Balance is something that I'm working on as I handle life in this new day-to-day. For me, managing my anxieties around overeating is an everyday practice. By sharing what I'm feeling with friends, opening up online, and writing things down, I'm already in a better place that feels more manageable and less alone. Encouragingly, Gerson tells me I'm off to a good start.
Now is not the time to be made to feel like you need to do anything. If you are thirsty, drink. If you're hungry, eat. Nourish. But, if my struggles with food, or even the just concept of feeling out of control, sound familiar, know that you're not alone. If you do feel yourself spiraling a little and want to get back on track and in control of the incessant snacking, Gerson offers up her best practices for anyone who feels out of control with their eating habits, too:
1. Think about your portions: You want to be feeding yourself like you would feed someone you care about, says Gerson. This means that you're plating each meal as if you were going to serve someone else. In practice, for me, this means making a pizza on Friday nights (I look forward to it all week), serving myself half of it, and then saving the other half for Sunday's dinner. This way, I'm not depriving myself of what I really want and doing it in a way that satisfies me entirely.

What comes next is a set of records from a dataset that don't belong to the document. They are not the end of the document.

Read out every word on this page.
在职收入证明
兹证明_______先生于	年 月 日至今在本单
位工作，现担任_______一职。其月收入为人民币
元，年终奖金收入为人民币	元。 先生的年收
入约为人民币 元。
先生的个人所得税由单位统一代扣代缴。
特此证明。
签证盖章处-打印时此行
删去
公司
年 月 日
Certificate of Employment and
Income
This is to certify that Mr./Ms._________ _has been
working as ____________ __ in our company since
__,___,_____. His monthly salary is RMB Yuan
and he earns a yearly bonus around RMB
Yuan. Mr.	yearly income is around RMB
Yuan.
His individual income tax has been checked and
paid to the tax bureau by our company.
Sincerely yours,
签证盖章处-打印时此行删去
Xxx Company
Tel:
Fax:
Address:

2. Have a place in your home dedicated to eating: While it may be tempting to sit down at your desk and crank through your afternoon to-do list with your lunch in tow, it's not in your best interest. That because if you're multitasking, you're not paying attention to the food you're consuming. Instead of desking your eats, sit down at a table. Have a place in your home dedicated to eating. This will help you to have an intuitive eating experience that encourages mindfulness and allows you to designate actual hunger from the emotional desire to eat.

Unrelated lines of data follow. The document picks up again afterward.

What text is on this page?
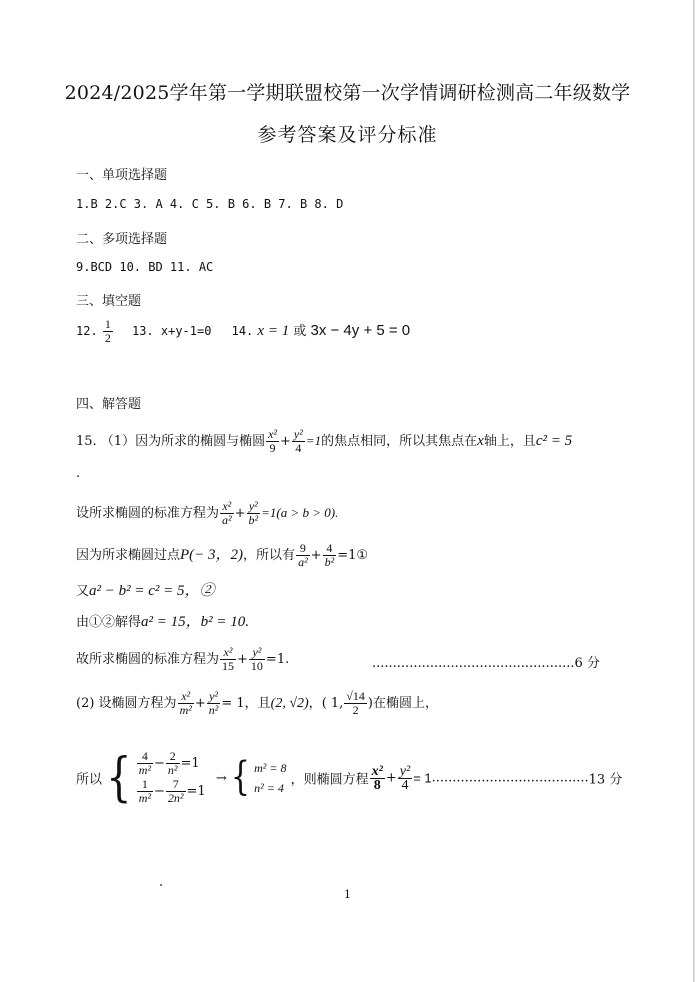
2024/2025学年第一学期联盟校第一次学情调研检测高二年级数学
参考答案及评分标准
一、单项选择题
1.B 2.C 3. A 4. C 5. B 6. B 7. B 8. D
二、多项选择题
9.BCD 10. BD 11. AC
三、填空题
12. $\frac{1}{2} 13$. x+y-1=0 14. x = 1 或 3x − 4y + 5 = 0
四、解答题
15. （1）因为所求的椭圆与椭圆 $\frac{\text{x²}}{9} + \frac{\text{y²}}{4} =1$的焦点相同，所以其焦点在x轴上，且c² = 5
.
设所求椭圆的标准方程为 $\frac{\text{x²}}{\text{a²}} + \frac{\text{y²}}{\text{b²}} =1(a > b > 0)$.
因为所求椭圆过点P(− 3，2)，所以有 $\frac{9}{\text{a²}} + \frac{4}{\text{b²}}$ =1①
又a² − b² = c² = 5，②
由①②解得a² = 15，b² = 10.
故所求椭圆的标准方程为 $\frac{\text{x²}}{15} + \frac{\text{y²}}{10} =1$.	.................................................6 分
(2) 设椭圆方程为 $\frac{\text{x²}}{\text{m²}} + \frac{\text{y²}}{\text{n²}} = 1$，且(2, √2)，( 1, $\frac{√14}{2}$ )在椭圆上，
所以 { $\frac{4}{\text{m²}} - \frac{2}{\text{n²}} =1$
$\frac{1}{\text{m²}} - \frac{7}{\text{2n²}} =1$
→ { m² = 8
n² = 4
，则椭圆方程 $\frac{\text{x²}}{8} + \frac{\text{y²}}{4} = 1......................................13$ 分
1
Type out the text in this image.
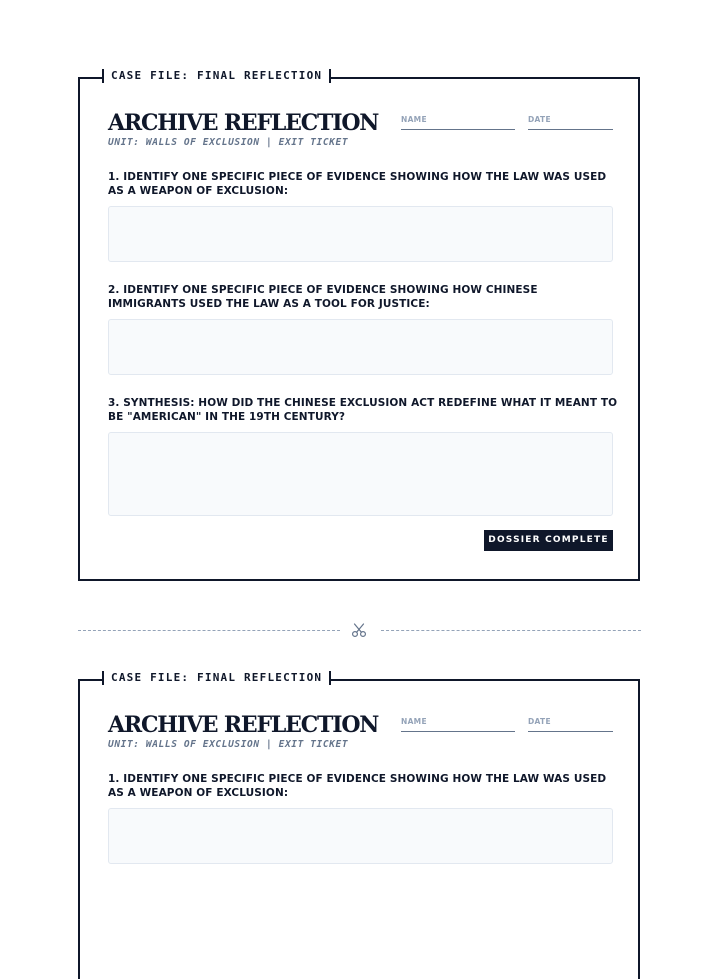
CASE FILE: FINAL REFLECTION
ARCHIVE REFLECTION
UNIT: WALLS OF EXCLUSION | EXIT TICKET
NAME	DATE
1. IDENTIFY ONE SPECIFIC PIECE OF EVIDENCE SHOWING HOW THE LAW WAS USED AS A WEAPON OF EXCLUSION:
2. IDENTIFY ONE SPECIFIC PIECE OF EVIDENCE SHOWING HOW CHINESE IMMIGRANTS USED THE LAW AS A TOOL FOR JUSTICE:
3. SYNTHESIS: HOW DID THE CHINESE EXCLUSION ACT REDEFINE WHAT IT MEANT TO BE "AMERICAN" IN THE 19TH CENTURY?
DOSSIER COMPLETE
CASE FILE: FINAL REFLECTION
ARCHIVE REFLECTION
UNIT: WALLS OF EXCLUSION | EXIT TICKET
NAME	DATE
1. IDENTIFY ONE SPECIFIC PIECE OF EVIDENCE SHOWING HOW THE LAW WAS USED AS A WEAPON OF EXCLUSION:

3. Before you reach, breathe. Often times we reach for food as a coping strategy before trying something else that can be better for our bodies. Before running to the kitchen, Gerson recommends trying some breath work, including the number eight technique. "Imagine the number eight. Think about tracing the top loop as you breathe in," she says. "Then you go around the bottom loop, and exhale. It immediately activates the parasympathetic nervous system and gives you some calm, so you can access your wise mind and think a bit more rationally in the moment."

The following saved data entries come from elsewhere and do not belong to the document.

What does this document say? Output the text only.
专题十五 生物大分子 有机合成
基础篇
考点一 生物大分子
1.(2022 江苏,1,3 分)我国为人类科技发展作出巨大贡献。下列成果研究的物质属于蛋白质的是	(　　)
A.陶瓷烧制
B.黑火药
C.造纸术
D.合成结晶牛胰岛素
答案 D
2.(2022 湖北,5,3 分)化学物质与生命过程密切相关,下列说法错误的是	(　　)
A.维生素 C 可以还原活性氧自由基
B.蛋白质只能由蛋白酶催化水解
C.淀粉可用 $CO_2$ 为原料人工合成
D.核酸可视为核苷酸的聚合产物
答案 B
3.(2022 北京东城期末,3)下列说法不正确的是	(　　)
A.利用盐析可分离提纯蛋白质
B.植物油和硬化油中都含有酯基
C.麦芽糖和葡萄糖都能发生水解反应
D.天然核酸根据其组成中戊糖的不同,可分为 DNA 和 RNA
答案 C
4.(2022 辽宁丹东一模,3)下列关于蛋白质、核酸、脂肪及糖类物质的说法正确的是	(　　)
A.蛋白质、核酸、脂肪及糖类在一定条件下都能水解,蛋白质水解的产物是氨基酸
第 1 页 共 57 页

I'm all for spending more time baking (I made peanut butter cookies last night), but eating a "second snack" of endless baked goods come 3 p.m. is doing me more harm than good. In practice, the figure-eight technique has really helped me. Today, I sat down after my afternoon snack, and I thought about going into the kitchen for another one. Then, I thought about that number eight.
I breathed. That breathing helped me calm down from what feels like ambient anxiety. Suddenly, I didn't want that snack anymore. I got what I really wanted: To feel more in control.